When the American political scientist Francis Fukuyama wrote his infamous essay “The End of History” (1989), this is clearly not what he had in mind. Rather, he believed that liberal democracy had celebrated a final victory over totalitarian systems. The exceptionalist view of American history precludes a narrative where America could decline and even disintegrate, and the end of the Soviet empire seemed to validate that point of view. Yet the study of ancient empires, like the Mayan state of Copán, shows that all empires decline eventually, their exceptionalist narratives notwithstanding.

Many factors that led to the collapse of Copán are present in our own time. Climate change and environmental degradation are creating a cascade of problems ranging from severe overpopulation, drought, and soil depletion to resulting pandemics, loss of inhabitable land, and mass migration. The political fallout is visible already, as is evident in the European backlash to the Syrian refugee crisis and US efforts to build a wall on the border to Mexico to keep out Central Americans displaced by climate change and victimized by gang violence.

The political polarization in the United States has become so extreme that it even taints the discussion of basic and undisputed facts, such as climate change, Covid-19, and election outcomes. This is the stuff of cultural decline, which poses a real threat to the democratic foundations and the political stability of the country. The Biden administration may be able to slow the institutional slide, yet the culture wars continue to intensify. Internal discord and polarization invariably play a role in collapse as they can undermine and erase existing power structures suddenly and quickly, followed by a period of unrest and rapid political and social disintegration of society.
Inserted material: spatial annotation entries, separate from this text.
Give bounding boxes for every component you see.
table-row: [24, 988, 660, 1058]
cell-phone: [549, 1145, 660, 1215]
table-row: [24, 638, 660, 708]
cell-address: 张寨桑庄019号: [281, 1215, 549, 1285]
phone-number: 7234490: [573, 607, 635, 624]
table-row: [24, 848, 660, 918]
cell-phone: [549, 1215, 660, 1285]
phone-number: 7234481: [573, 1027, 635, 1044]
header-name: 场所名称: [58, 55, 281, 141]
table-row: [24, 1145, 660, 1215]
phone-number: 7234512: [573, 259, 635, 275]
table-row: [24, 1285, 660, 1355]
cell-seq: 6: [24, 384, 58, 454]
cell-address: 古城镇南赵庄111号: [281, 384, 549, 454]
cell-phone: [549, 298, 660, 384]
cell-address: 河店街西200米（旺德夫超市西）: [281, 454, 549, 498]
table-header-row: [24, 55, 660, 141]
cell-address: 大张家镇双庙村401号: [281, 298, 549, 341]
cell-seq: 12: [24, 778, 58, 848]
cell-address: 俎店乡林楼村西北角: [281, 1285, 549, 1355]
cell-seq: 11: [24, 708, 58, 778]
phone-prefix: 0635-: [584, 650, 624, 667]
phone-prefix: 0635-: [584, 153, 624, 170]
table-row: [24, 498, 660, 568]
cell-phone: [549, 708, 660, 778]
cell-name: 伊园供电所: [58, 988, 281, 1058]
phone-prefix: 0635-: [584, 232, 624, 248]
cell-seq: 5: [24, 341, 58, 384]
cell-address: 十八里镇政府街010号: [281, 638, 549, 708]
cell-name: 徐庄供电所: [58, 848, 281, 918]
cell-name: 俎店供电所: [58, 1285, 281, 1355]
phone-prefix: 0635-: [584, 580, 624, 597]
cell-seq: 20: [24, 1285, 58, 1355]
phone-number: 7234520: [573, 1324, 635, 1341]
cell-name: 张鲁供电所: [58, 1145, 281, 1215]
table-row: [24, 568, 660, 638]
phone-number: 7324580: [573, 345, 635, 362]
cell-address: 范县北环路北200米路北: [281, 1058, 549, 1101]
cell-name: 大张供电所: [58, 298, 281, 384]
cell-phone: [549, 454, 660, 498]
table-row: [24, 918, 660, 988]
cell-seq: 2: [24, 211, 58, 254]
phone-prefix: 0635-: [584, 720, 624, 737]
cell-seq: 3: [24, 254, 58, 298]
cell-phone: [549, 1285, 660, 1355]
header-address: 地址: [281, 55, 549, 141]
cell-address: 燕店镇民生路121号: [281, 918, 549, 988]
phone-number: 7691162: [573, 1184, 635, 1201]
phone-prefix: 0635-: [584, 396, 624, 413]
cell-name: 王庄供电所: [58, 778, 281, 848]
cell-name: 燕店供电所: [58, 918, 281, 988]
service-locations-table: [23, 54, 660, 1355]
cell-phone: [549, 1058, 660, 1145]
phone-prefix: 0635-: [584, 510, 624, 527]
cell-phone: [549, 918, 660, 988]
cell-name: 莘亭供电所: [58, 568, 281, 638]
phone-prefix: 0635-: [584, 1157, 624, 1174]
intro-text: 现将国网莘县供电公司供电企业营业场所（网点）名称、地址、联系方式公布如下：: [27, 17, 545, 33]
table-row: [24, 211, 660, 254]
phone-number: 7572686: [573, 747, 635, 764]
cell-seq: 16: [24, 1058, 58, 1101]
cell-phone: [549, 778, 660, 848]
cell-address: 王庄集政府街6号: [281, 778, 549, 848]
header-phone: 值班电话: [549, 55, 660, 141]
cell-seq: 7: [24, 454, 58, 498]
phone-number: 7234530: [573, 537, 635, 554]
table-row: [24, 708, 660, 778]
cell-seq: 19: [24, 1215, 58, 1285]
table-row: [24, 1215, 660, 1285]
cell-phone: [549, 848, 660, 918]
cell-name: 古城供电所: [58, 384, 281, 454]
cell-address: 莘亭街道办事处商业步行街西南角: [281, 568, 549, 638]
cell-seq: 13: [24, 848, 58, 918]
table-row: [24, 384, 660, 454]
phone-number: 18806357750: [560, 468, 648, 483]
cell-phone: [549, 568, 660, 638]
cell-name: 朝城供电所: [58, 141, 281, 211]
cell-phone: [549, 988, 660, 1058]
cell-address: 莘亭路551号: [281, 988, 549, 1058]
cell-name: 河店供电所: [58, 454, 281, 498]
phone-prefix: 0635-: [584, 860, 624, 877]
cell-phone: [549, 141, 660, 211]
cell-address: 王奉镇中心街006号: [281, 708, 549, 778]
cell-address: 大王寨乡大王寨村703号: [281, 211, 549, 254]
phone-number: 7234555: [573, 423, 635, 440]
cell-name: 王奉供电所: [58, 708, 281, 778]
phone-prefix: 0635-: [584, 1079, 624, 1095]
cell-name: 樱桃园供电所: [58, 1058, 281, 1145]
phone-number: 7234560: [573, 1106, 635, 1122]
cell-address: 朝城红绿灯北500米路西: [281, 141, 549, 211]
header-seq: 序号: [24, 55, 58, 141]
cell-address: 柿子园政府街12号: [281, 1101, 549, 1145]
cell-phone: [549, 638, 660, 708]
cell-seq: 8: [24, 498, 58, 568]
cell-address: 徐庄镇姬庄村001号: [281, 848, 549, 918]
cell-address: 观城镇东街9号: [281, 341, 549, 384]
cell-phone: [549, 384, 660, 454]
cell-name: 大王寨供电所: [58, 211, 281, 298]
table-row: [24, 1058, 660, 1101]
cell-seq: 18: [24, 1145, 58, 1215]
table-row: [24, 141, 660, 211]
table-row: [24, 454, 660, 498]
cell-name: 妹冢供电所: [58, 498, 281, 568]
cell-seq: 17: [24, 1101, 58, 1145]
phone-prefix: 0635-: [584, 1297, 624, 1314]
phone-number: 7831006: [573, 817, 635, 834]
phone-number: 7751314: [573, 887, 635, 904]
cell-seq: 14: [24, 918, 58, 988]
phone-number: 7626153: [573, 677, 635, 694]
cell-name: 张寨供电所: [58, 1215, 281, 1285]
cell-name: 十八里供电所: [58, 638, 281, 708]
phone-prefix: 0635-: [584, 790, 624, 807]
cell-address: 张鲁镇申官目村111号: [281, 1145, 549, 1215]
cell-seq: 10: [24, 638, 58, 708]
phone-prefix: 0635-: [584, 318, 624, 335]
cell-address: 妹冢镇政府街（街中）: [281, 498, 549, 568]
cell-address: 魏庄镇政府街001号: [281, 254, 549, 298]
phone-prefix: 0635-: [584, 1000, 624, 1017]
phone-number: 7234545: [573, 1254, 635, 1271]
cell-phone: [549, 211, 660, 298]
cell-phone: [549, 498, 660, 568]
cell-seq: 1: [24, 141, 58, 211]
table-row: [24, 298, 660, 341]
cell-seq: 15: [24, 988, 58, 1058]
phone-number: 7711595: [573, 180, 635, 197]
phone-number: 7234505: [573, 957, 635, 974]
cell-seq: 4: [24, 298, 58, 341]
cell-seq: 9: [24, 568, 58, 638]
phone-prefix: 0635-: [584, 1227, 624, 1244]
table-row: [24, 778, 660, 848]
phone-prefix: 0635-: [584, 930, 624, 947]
The tumultuous end of the Trump presidency put the instability and dysfunction of the American system on full display.

How history ends: a collapsed temple on the acropolis, the center of power in Copán, reclaimed by the jungle.

We can’t imagine that our civilization ever could collapse. Likewise, the rulers of Copán spun their historical narrative to the bitter end, apparently unable and unwilling to anticipate their own demise. It is difficult to assess the level of discord in Copán at the time when its culture and political structures collapsed. Yet the abrupt end of Copán’s historical narrative in 822 CE, as documented by the unfinished Altar L, points to such a rapid disintegration process.

Of course the history of Copán did not end entirely. While the sophisticated high culture vanished, Mayans continued to live in the area as farmers, The modern town of Copán Ruinas represents a modest reminder that cultural collapse is not followed by void. Copán teaches us that great empires and cultures inevitably decline and that cultural collapse is irreversible. Yet, Copán also shows us that life, while altered, invariably goes on.

Copán Ruinas after the end of history: evidence that life goes on after cultural collapse.